Il servizio funebre, con oltre 200.000 persone presenti, ora è stato completato.
La bella elogia del pastore, gli inni gospel cantati da Kathy Westmoreland, J.D. Sumner e gli Stamps, e Jake Hess hanno riempito le stanze ed ora tutti sono silenziosi, come Elvis.
Riesco ancora a sentire Vernon che piangendo, mentre dice “Figlio mio, presto sarò con te! Figliolo ti raggiungerò presto!”
La nonna era sopraffatta dal dolore; Lisa Marie piangeva, smarrita e confusa.
Ora siamo solo in pochi di noi con Elvis: Vernon, buona parte dei ragazzi ed io.
Vernon ed io ci abbracciamo piangendo: “Larry, questo è l’ultimo sipario.

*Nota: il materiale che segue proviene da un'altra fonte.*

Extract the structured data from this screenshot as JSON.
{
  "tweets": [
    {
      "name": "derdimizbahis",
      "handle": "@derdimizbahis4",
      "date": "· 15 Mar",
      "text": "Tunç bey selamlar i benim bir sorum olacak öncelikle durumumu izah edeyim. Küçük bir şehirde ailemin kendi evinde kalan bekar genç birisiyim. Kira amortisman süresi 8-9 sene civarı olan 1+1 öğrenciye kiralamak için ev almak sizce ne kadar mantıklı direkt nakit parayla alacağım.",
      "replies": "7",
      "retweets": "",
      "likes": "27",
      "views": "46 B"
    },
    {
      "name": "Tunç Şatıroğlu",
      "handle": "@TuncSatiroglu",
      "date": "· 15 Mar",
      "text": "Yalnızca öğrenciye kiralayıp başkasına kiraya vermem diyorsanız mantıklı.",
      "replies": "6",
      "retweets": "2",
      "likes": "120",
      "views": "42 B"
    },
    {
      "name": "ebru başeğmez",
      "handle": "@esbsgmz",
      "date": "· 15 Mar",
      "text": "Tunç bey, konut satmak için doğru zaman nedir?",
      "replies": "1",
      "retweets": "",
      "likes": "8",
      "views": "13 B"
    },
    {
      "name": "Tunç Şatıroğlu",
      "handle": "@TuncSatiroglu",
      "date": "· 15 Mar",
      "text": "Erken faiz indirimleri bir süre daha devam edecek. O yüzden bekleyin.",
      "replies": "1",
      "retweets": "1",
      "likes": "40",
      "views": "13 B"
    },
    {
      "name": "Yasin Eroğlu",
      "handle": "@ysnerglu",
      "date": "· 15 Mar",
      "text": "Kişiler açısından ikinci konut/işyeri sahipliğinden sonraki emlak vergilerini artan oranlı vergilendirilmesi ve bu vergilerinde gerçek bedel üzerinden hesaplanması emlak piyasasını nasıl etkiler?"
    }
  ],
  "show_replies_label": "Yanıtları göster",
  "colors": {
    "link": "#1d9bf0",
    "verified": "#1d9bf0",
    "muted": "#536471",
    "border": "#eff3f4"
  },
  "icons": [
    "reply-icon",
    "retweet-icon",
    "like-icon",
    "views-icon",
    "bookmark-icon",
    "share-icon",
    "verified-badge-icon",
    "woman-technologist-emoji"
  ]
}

Questo è l’ultimo sipario!”
Siamo tutti davanti alla bara. Non riesco ad immaginare i pensieri e i sentimenti degli altri; so solo che è il mio momento.
Non sono in un mondo reale, ma altrove, in un posto dove non ero mai stato e dove non volevo esserci.
Vedo a malapena Joe Esposito che sfila l’anello di diamanti dal dito di Elvis e lo da a Vernon. So solo che il direttore del funerale sta abbassando il coperchio della bara e realizzo che la presenza fisica di Elvis, si allontana per l’ultima volta.
L’energia magnetica che Elvis ha avuto in vita mi raggiunge e si avvicina sempre più.
Non c’è alcun pensiero cosciente che mi guida, quando la mia mano si dirige verso Elvis, quasi ad accorciare la distanza tra il coperchio della bara e il mio bisogno di collegarmi a lui, ancora una volta.
Le mie dita toccano delicatamente la sua fronte, mentre il mio cuore sussurra “Ciao, fratello”.
Il coperchio si chiude, il suo suono crudele riecheggia nella quiete della stanza. E’ finita!

IL COLONNELLO


Dal Libro “The Colonel” di Alanna Nash (pubb. 2003)

Mentre, il giorno del funerale, il Colonnello aveva in testa gli affari, buona parte delle persone addolorate, riunite nella stanza della musica, nel salotto e nella sala da pranzo di Graceland, in attesa del servizio programmato per le 14.00 del 18 agosto 1977, trovarono il comportamento del Colonnello più bizzarro del solito, a cominciare dal suo abbigliamento, formato da una camicia hawaiana e un cappello da baseball, da cui, in modo disordinato uscivano cappelli grigio-castano.
Se Elvis guardasse giù e vedesse il Colonnello tutto ben vestito e tirato, direbbe “Che roba è quella?” spiegò Parker in seguito “Questo e il modo in cui mi sono sempre vestito. Informale”. Quando Parker vide Tom Hullet abbigliato in modo appropriato in vestito nero e cravatta, il Colonnello gli disse di andare a cambiarsi ed indossare i suoi soliti jeans e i mocassini.

Ma la cosa che irritò tutti è che Parker si rifiutò di essere uno dei portatori della bara e come ricorderà Jackie Kahane “ogni volta che è passato davanti alla bara ha sempre distolto lo sguardo”. Ricorda il Colonnello impassibile e stoico. “Non ha parlato con tante persone e stava sempre dietro. Non è mai rimasto seduto nella stanza di fronte, ma se avesse voluto, avrebbe potuto stare con la nonna (Minnie Mae Presley) e Vernon” .

Geller si aspettava che Parker facesse in modo di stare da solo con la bara, prima che venisse chiusa. “Ma non è mai successo. Ci passava davanti, senza nemmeno buttare lo sguardo. Al massimo lo potevi vedere combattuto per non guardare”.

Kathy Westmoreland era confusa per il modo in cui il Colonnello era vestito, se pur razionalizzasse il suo modo di essere “Riuscivo a vedere dolore nei suoi occhi, un dolore che non voleva lasciar trapelare”.

Anni dopo, Parker si sarebbe vantato che non ha mai pianto al funerale “Nossignore. Se qualcuno, per un solo secondo, ha visto i miei occhi umidi è perché mi avevano messo la mano in tasca”

LOANNE PARKER

Al funerale gli chiesero di entrare in una limousine, quella dietro il feretro dove c’era la famiglia. Ma il Colonnello disse “No, con Elvis sono sempre stato dietro le quinte e voglio continuare a rimanerci”.
Quindi andò con una limousine, ma non quella del gruppo dei famigliari.